Non c’è rivoluzione senza frenesia. Questa è prodotta artificialmente attraverso la guerra psicologica, la propaganda ideologica e l’infestazione diabolica. La frenesia è travolgente. Le persone rischiano di esserne contagiate e inghiottite. Anche quando non ne sono trascinate, possono essere tentate di pensare che la frenesia sia così pervasiva da rendere qualsiasi reazione impossibile.
Scrive Plinio Corrêa de Oliveira: “Nelle rivoluzioni le masse sono affascinate, fanno certe cose anche quando ne ignorano il significato, semplicemente perché seguono una sorta di onda elettrica, messa artificialmente in circolazione da persone che si comportano da disseminatori di effluvi tra le masse”. Il primo passo, dunque, è capire quanto di artificiale – o almeno di “pompato” – ci sia in questa frenesia, e di prenderne le distanze, dapprima temperamentalmente, evitando di essere soprafatti dall’“elettricità”; e poi psicologicamente, evitando di essere persuasi dagli slogan messi in circolazione.
Di fronte al caos dobbiamo ricordarci che“non in commotione Dominus”, il Signore non si trova nella commozione (1Re 19,11). Serenità, ecco il primo consiglio. Serenità non vuol dire passività. Ci sono situazioni – l’aborto, per esempio – che richiedono una risposta vivace e militante. Si tratta, però, di una vivacità serena, razionale, ordinata, radicata e piena di Fede. Molto diversa dall’“elettricità” rivoluzionaria.
Chi è il nemico?
Un’altra caratteristica dei periodi rivoluzionari è la facilità con la quale si creano falsi “nemici”, o meglio, nemici veri ma secondari, che attraggono, quasi fossero calamite, tutta l’attenzione della reazione. Così si distoglie l’attenzione dai veri nemici, col conseguente travisamento della stessa reazione. Costretta a portare avanti battaglie secondarie, questa finisce per fiaccarsi, deturparsi, salvo poi, finalmente, spegnersi.

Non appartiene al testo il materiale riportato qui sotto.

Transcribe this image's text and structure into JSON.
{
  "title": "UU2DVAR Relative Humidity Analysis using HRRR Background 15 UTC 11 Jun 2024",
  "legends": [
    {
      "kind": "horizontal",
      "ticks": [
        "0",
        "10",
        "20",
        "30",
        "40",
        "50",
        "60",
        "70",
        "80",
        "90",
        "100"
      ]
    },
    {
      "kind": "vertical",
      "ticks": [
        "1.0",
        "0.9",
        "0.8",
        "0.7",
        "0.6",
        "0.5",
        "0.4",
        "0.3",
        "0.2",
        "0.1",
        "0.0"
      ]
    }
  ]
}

Prendiamo un esempio: il cosiddetto “nuovo ordine mondiale”, o più semplicemente “mondialismo”. È un nemico? Certamente! Ma non è il fine ultimo, la meta del processo rivoluzionario. Lo stesso concetto di “ordine” cozza col carattere fondamentalmente libertario e ugualitario della Rivoluzione. Questa vuole cancellare dall’universo qualsiasi immagine di Dio creatore.

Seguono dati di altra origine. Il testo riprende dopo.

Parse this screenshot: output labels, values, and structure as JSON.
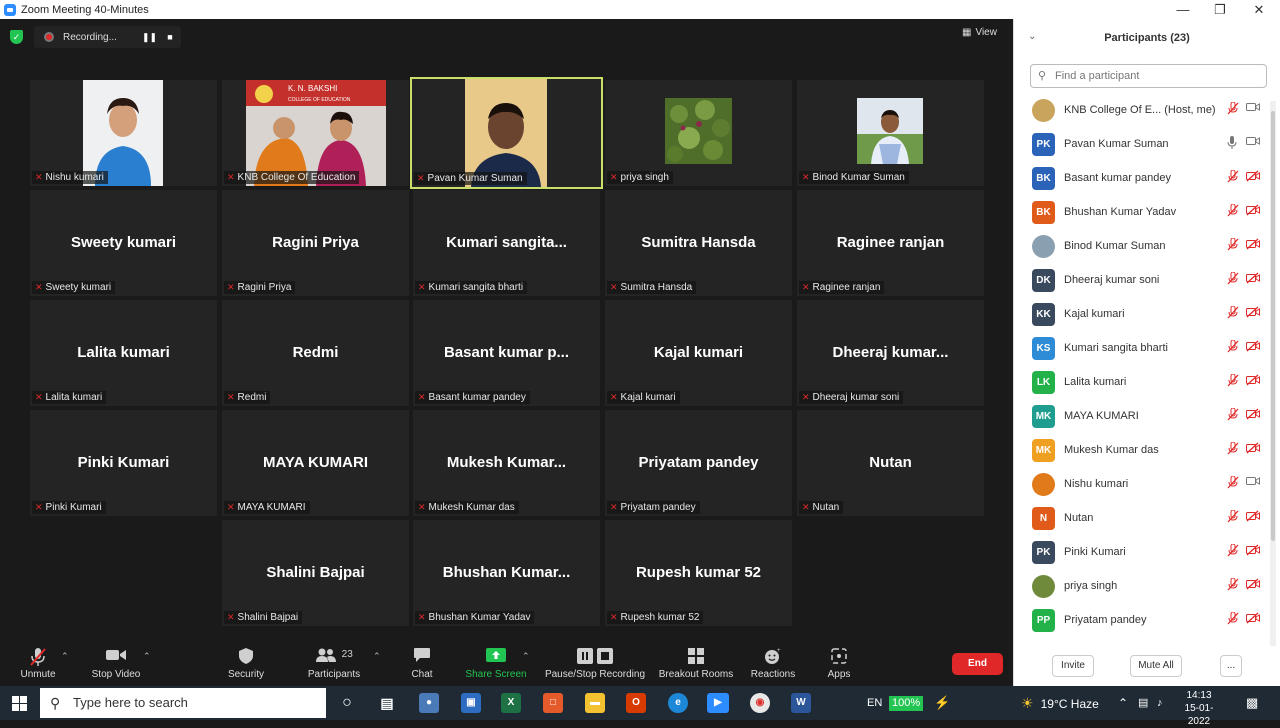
{
  "window": {
    "title": "Zoom Meeting 40-Minutes"
  },
  "recording": {
    "label": "Recording..."
  },
  "view": {
    "label": "View"
  },
  "grid": {
    "tiles": [
      {
        "row": 0,
        "col": 0,
        "big": "",
        "label": "Nishu kumari",
        "photo": "person-blue-hoodie"
      },
      {
        "row": 0,
        "col": 1,
        "big": "",
        "label": "KNB College Of Education",
        "photo": "college-banner"
      },
      {
        "row": 0,
        "col": 2,
        "big": "",
        "label": "Pavan Kumar Suman",
        "photo": "man-video",
        "active": true
      },
      {
        "row": 0,
        "col": 3,
        "big": "",
        "label": "priya singh",
        "photo": "plant"
      },
      {
        "row": 0,
        "col": 4,
        "big": "",
        "label": "Binod Kumar Suman",
        "photo": "man-outdoor"
      },
      {
        "row": 1,
        "col": 0,
        "big": "Sweety kumari",
        "label": "Sweety kumari"
      },
      {
        "row": 1,
        "col": 1,
        "big": "Ragini  Priya",
        "label": "Ragini  Priya"
      },
      {
        "row": 1,
        "col": 2,
        "big": "Kumari  sangita...",
        "label": "Kumari sangita bharti"
      },
      {
        "row": 1,
        "col": 3,
        "big": "Sumitra Hansda",
        "label": "Sumitra Hansda"
      },
      {
        "row": 1,
        "col": 4,
        "big": "Raginee ranjan",
        "label": "Raginee ranjan"
      },
      {
        "row": 2,
        "col": 0,
        "big": "Lalita kumari",
        "label": "Lalita kumari"
      },
      {
        "row": 2,
        "col": 1,
        "big": "Redmi",
        "label": "Redmi"
      },
      {
        "row": 2,
        "col": 2,
        "big": "Basant  kumar  p...",
        "label": "Basant kumar pandey"
      },
      {
        "row": 2,
        "col": 3,
        "big": "Kajal kumari",
        "label": "Kajal kumari"
      },
      {
        "row": 2,
        "col": 4,
        "big": "Dheeraj  kumar...",
        "label": "Dheeraj kumar soni"
      },
      {
        "row": 3,
        "col": 0,
        "big": "Pinki Kumari",
        "label": "Pinki Kumari"
      },
      {
        "row": 3,
        "col": 1,
        "big": "MAYA KUMARI",
        "label": "MAYA KUMARI"
      },
      {
        "row": 3,
        "col": 2,
        "big": "Mukesh  Kumar...",
        "label": "Mukesh Kumar das"
      },
      {
        "row": 3,
        "col": 3,
        "big": "Priyatam pandey",
        "label": "Priyatam pandey"
      },
      {
        "row": 3,
        "col": 4,
        "big": "Nutan",
        "label": "Nutan"
      },
      {
        "row": 4,
        "col": 1,
        "big": "Shalini Bajpai",
        "label": "Shalini Bajpai"
      },
      {
        "row": 4,
        "col": 2,
        "big": "Bhushan  Kumar...",
        "label": "Bhushan Kumar Yadav"
      },
      {
        "row": 4,
        "col": 3,
        "big": "Rupesh kumar 52",
        "label": "Rupesh kumar 52"
      }
    ]
  },
  "toolbar": {
    "unmute": "Unmute",
    "stop_video": "Stop Video",
    "security": "Security",
    "participants": "Participants",
    "participants_count": "23",
    "chat": "Chat",
    "share_screen": "Share Screen",
    "pause_recording": "Pause/Stop Recording",
    "breakout": "Breakout Rooms",
    "reactions": "Reactions",
    "apps": "Apps",
    "end": "End"
  },
  "panel": {
    "title": "Participants (23)",
    "search_placeholder": "Find a participant",
    "invite": "Invite",
    "mute_all": "Mute All",
    "more": "...",
    "participants": [
      {
        "initials": "",
        "name": "KNB College Of E...  (Host, me)",
        "color": "#c9a45c",
        "mic": "off",
        "cam": "on",
        "img": true
      },
      {
        "initials": "PK",
        "name": "Pavan Kumar Suman",
        "color": "#2a63b8",
        "mic": "on",
        "cam": "on"
      },
      {
        "initials": "BK",
        "name": "Basant kumar pandey",
        "color": "#2a63b8",
        "mic": "off",
        "cam": "off"
      },
      {
        "initials": "BK",
        "name": "Bhushan Kumar Yadav",
        "color": "#e05a1a",
        "mic": "off",
        "cam": "off"
      },
      {
        "initials": "",
        "name": "Binod Kumar Suman",
        "color": "#8aa0b0",
        "mic": "off",
        "cam": "off",
        "img": true
      },
      {
        "initials": "DK",
        "name": "Dheeraj kumar soni",
        "color": "#3a4a5e",
        "mic": "off",
        "cam": "off"
      },
      {
        "initials": "KK",
        "name": "Kajal kumari",
        "color": "#3a4a5e",
        "mic": "off",
        "cam": "off"
      },
      {
        "initials": "KS",
        "name": "Kumari sangita bharti",
        "color": "#2e8bd6",
        "mic": "off",
        "cam": "off"
      },
      {
        "initials": "LK",
        "name": "Lalita kumari",
        "color": "#23b24a",
        "mic": "off",
        "cam": "off"
      },
      {
        "initials": "MK",
        "name": "MAYA KUMARI",
        "color": "#1f9e8f",
        "mic": "off",
        "cam": "off"
      },
      {
        "initials": "MK",
        "name": "Mukesh Kumar das",
        "color": "#f0a020",
        "mic": "off",
        "cam": "off"
      },
      {
        "initials": "",
        "name": "Nishu kumari",
        "color": "#e07a1a",
        "mic": "off",
        "cam": "on",
        "img": true
      },
      {
        "initials": "N",
        "name": "Nutan",
        "color": "#e05a1a",
        "mic": "off",
        "cam": "off"
      },
      {
        "initials": "PK",
        "name": "Pinki Kumari",
        "color": "#3a4a5e",
        "mic": "off",
        "cam": "off"
      },
      {
        "initials": "",
        "name": "priya singh",
        "color": "#6f8a3a",
        "mic": "off",
        "cam": "off",
        "img": true
      },
      {
        "initials": "PP",
        "name": "Priyatam pandey",
        "color": "#23b24a",
        "mic": "off",
        "cam": "off"
      }
    ]
  },
  "taskbar": {
    "search_placeholder": "Type here to search",
    "lang": "EN",
    "battery": "100%",
    "weather": "19°C  Haze",
    "time": "14:13",
    "date": "15-01-2022"
  },
  "colors": {
    "accent_green": "#23c552",
    "end_red": "#e02828",
    "active_border": "#c8e06a"
  }
}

Perciò si adopera per svilire, smantellare e, alla fine, annientare la Santa Chiesa cattolica e il suo riflesso temporale, la Civiltà cristiana. Ecco il suo fine ultimo. Ecco il Nemico (con la “N” maiuscola). La scelta di “nemici” veri ma secondari porta anche alla scelta di bandiere vere ma secondarie, che finiscono pure col fiaccare e vanificare la reazione.

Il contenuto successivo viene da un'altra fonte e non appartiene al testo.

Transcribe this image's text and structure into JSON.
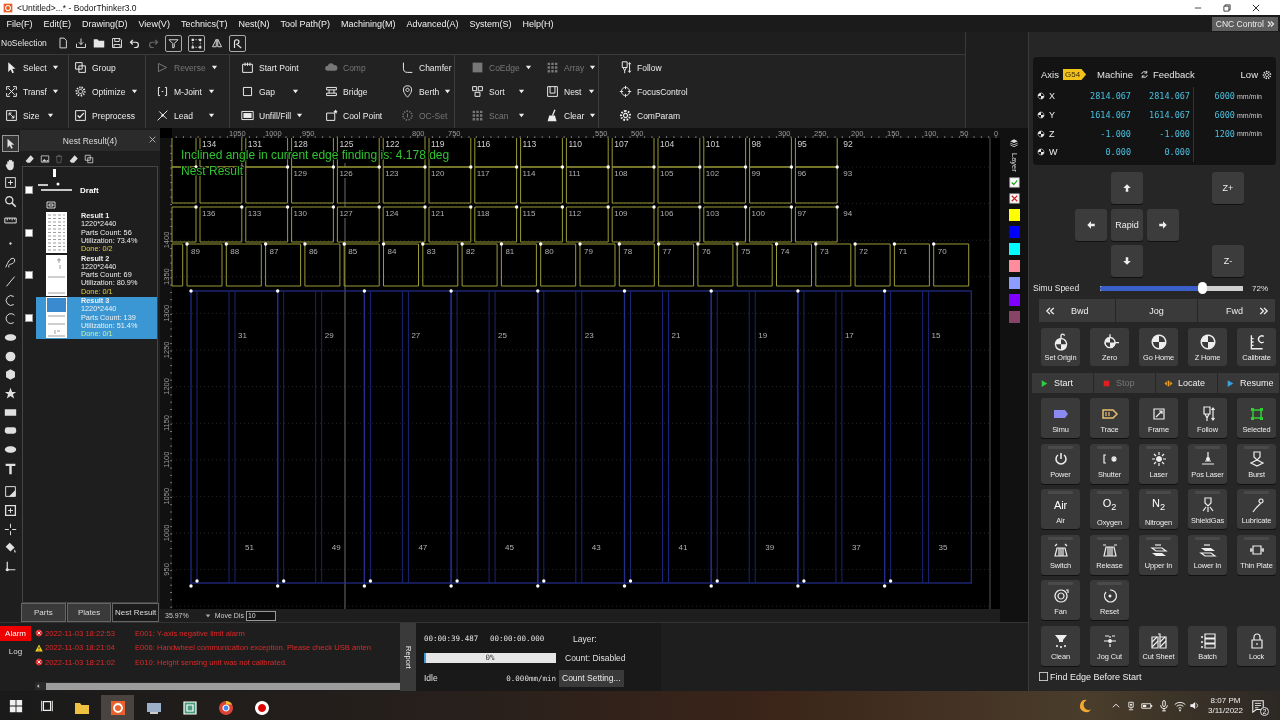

Prendiamo due esempi, tra essi connessi: “sovranismo” e “identità”, termini coniati per descrivere la reazione contro la perdita delle proprie radici sull’onda del “mondialismo”, con la conseguente nascita di una destra “sovranista” o “identitaria”. Per quanto io sia d’accordo con ciò che questi termini rappresentano, li ritengo inadatti a definire la buona posizione, poiché ne descrivono appena un aspetto, appunto il rigetto del “mondialismo”.
La Contro-Rivoluzione è qualcosa di molto più ampio e profondo. Soprattutto, qualcosa di molto più elevato. Infatti, questi termini non fanno riferimento alla sorgente della Contro-Rivoluzione, cioè la Santa Fede Cattolica Apostolica Romana, né alla Tradizione da essa ispirata
Vere e false élites
Scrive Galli della Loggia nel pezzo sopra citato: “Sono sempre più numerose le persone che nutrono una sfiducia di principio verso istituzioni e autorità considerate con disprezzo ‘il potere’”; ciò alimenta la reazione contro “il crescente orientamento oligarchico che si sta producendo nei sistemi democratici”. Infatti, una delle caratteristiche dei nostri tempi è che, sull’onda del liberalismo democratico, il potere si è concentrato in pochissime mani: potere finanziario (Soros), potere pubblicistico (Facebook, Twitter), potere commerciale (Amazon), potere informatico (Apple, Microsoft) e così via.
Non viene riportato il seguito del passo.